Publications

A 57-year-old woman with no known comorbidities presented to our dermatology clinic with a 6-month history of asymptomatic lesions on her upper back and upper limbs. Examination revealed well-defined, annular, non-scaly plaques with raised erythematous borders and central clearing over the dorsum of her hands, arms, forearms, and upper back in a predominantly photo-distributed pattern (Figure 1). Histopathology showed central necrobiotic collagen surrounded by dermal histiocytic infiltrate in a palisaded arrangement, with mucin deposition, indicative of generalized granuloma annulare. We prescribed topical clobetasol propionate (0.05%) cream and the lesions improved by around 50% after 8 weeks of treatment.

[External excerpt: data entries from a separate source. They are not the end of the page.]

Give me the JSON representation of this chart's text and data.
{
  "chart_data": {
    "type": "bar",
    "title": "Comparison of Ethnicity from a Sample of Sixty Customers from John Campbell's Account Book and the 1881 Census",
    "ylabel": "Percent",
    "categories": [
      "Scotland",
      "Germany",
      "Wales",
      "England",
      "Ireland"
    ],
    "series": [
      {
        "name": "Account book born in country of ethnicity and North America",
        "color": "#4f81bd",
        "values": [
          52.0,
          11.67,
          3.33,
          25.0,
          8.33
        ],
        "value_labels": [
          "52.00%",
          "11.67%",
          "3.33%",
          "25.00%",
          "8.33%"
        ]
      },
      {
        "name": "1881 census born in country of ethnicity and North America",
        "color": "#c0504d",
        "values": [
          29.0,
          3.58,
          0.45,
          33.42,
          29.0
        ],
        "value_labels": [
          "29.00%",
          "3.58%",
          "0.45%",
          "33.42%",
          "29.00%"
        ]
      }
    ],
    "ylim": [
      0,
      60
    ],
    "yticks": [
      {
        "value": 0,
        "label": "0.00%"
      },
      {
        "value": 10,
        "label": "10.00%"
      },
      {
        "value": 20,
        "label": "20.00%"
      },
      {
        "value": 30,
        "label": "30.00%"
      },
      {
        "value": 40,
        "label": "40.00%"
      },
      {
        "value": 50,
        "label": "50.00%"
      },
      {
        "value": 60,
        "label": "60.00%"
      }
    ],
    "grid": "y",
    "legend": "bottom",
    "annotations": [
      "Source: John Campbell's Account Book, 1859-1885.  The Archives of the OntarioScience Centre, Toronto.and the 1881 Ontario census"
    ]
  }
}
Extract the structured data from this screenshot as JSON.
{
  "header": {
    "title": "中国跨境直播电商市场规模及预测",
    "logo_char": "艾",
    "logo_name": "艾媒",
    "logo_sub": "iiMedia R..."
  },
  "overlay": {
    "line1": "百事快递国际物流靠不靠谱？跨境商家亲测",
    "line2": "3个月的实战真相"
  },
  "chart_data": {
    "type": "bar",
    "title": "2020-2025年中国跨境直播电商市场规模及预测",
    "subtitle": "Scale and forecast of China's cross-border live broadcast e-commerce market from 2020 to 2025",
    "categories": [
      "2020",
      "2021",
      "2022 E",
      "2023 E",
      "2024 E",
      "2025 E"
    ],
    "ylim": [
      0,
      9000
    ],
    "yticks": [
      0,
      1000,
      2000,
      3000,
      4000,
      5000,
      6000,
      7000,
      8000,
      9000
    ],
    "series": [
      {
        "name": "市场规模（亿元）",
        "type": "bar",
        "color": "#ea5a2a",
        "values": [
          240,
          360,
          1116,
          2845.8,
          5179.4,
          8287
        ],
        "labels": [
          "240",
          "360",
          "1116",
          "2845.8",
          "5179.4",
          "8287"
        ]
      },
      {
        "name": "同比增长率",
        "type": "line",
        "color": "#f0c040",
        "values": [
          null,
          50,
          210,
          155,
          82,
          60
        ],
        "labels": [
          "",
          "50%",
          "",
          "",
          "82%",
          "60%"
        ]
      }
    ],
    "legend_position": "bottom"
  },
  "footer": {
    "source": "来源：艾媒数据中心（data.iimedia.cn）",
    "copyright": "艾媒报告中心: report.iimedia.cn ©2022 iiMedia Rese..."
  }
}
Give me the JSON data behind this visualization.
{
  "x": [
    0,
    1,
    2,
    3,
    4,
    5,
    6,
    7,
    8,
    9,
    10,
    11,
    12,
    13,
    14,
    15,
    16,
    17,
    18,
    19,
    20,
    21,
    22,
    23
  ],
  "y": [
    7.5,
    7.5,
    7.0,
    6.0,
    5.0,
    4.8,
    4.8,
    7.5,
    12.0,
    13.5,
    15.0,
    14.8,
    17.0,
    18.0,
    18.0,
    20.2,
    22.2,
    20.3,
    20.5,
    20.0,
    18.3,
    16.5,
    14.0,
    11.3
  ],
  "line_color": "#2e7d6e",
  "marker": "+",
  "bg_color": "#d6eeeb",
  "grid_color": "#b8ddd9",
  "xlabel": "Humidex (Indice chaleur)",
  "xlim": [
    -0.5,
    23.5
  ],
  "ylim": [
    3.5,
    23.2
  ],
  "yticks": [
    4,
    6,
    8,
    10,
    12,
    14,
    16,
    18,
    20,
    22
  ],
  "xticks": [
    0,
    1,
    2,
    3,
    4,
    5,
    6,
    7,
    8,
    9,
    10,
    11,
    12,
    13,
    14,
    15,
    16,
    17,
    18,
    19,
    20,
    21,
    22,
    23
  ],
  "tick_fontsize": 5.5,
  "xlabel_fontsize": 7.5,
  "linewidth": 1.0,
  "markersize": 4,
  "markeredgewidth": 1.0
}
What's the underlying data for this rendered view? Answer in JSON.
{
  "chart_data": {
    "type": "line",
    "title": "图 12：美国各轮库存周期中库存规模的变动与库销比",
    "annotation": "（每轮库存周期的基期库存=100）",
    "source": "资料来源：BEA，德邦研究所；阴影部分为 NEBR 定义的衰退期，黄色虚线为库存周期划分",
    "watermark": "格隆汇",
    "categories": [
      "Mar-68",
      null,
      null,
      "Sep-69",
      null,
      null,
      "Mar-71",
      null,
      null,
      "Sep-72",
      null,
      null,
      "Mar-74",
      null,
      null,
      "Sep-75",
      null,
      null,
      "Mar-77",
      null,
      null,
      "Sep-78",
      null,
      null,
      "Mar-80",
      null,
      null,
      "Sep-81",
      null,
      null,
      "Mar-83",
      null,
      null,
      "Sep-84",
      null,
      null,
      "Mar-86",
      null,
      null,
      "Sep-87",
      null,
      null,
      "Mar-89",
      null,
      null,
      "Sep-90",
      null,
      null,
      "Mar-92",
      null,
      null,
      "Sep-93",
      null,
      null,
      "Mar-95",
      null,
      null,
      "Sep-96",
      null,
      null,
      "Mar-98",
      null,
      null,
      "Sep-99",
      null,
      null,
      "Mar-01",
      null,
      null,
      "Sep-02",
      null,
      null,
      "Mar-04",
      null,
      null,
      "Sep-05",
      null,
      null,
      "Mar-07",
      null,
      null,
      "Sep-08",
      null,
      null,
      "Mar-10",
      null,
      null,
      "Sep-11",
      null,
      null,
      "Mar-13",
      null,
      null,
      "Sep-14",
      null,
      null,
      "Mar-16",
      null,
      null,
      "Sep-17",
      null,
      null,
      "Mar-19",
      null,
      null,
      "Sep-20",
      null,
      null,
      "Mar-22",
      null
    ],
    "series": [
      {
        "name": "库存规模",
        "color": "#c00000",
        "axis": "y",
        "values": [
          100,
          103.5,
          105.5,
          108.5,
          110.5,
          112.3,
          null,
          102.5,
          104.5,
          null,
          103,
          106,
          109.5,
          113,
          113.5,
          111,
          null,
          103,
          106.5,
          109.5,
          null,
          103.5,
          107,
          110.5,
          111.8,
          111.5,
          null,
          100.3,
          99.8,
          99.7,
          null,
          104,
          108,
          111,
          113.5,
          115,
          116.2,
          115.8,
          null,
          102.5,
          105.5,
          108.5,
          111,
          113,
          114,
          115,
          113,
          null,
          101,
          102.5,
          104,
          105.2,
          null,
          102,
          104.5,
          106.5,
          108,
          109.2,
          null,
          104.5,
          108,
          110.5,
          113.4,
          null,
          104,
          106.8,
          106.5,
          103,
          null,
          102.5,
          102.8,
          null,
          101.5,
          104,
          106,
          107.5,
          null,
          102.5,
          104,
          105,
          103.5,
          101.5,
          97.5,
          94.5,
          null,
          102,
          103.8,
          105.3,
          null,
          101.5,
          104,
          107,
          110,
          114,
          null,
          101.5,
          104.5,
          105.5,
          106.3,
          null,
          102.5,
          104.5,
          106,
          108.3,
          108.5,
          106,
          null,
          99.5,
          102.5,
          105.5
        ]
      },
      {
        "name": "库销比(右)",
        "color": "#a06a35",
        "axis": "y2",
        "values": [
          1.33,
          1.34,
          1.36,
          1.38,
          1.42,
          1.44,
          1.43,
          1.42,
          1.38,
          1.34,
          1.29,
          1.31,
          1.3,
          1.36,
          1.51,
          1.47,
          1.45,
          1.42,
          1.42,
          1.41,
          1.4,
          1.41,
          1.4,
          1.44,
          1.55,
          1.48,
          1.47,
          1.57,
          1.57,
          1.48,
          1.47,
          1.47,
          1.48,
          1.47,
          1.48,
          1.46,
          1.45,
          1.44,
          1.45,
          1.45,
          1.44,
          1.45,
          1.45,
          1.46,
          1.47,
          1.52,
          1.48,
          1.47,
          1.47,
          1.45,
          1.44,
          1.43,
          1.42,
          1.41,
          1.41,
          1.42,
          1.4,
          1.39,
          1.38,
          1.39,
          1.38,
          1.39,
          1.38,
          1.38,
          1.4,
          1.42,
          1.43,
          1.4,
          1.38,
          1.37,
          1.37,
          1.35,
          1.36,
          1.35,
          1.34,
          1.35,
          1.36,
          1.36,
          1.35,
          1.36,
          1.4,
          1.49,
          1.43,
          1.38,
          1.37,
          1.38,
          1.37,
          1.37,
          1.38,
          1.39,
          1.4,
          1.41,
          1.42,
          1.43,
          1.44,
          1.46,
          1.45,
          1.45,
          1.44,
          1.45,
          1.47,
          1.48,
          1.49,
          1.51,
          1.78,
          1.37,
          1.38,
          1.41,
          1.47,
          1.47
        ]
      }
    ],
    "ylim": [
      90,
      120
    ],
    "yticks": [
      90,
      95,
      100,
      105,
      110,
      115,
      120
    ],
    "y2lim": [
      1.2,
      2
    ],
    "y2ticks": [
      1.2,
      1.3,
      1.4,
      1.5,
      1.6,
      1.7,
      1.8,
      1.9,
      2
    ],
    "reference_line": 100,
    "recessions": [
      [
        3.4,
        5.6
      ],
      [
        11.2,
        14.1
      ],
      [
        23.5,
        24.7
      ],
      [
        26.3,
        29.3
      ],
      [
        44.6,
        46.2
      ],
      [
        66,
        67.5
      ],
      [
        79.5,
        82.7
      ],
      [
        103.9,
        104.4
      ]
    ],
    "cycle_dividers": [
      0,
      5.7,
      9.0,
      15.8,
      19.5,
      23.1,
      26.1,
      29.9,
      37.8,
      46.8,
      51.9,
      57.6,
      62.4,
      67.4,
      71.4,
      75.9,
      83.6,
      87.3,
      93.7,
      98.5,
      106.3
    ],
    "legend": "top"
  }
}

Granuloma annulare is an inflammatory dermatosis that affects people of all ages, particularly females, with an annual incidence of 37.9 per 100 000 people.1 Generalized granuloma annulare accounts for 15% of cases and typically manifests as erythematous or skin-coloured annular plaques with a raised, rope-like border and central clearing, predominantly affecting the trunk and extremities. Localized granuloma annulare is the most common variant. Other variants include perforating, subcutaneous, patch, papular, photo-distributed, and drug-induced granuloma annulare. Potential triggers include drug exposure and viral infections. Reported associations include diabetes, malignancy, dyslipidemia, hypothyroidism, and genetic predisposition (i.e., human leukocyte antigen [HLA] B35 in generalized variant).2 Patients should be investigated for these conditions as clinically indicated.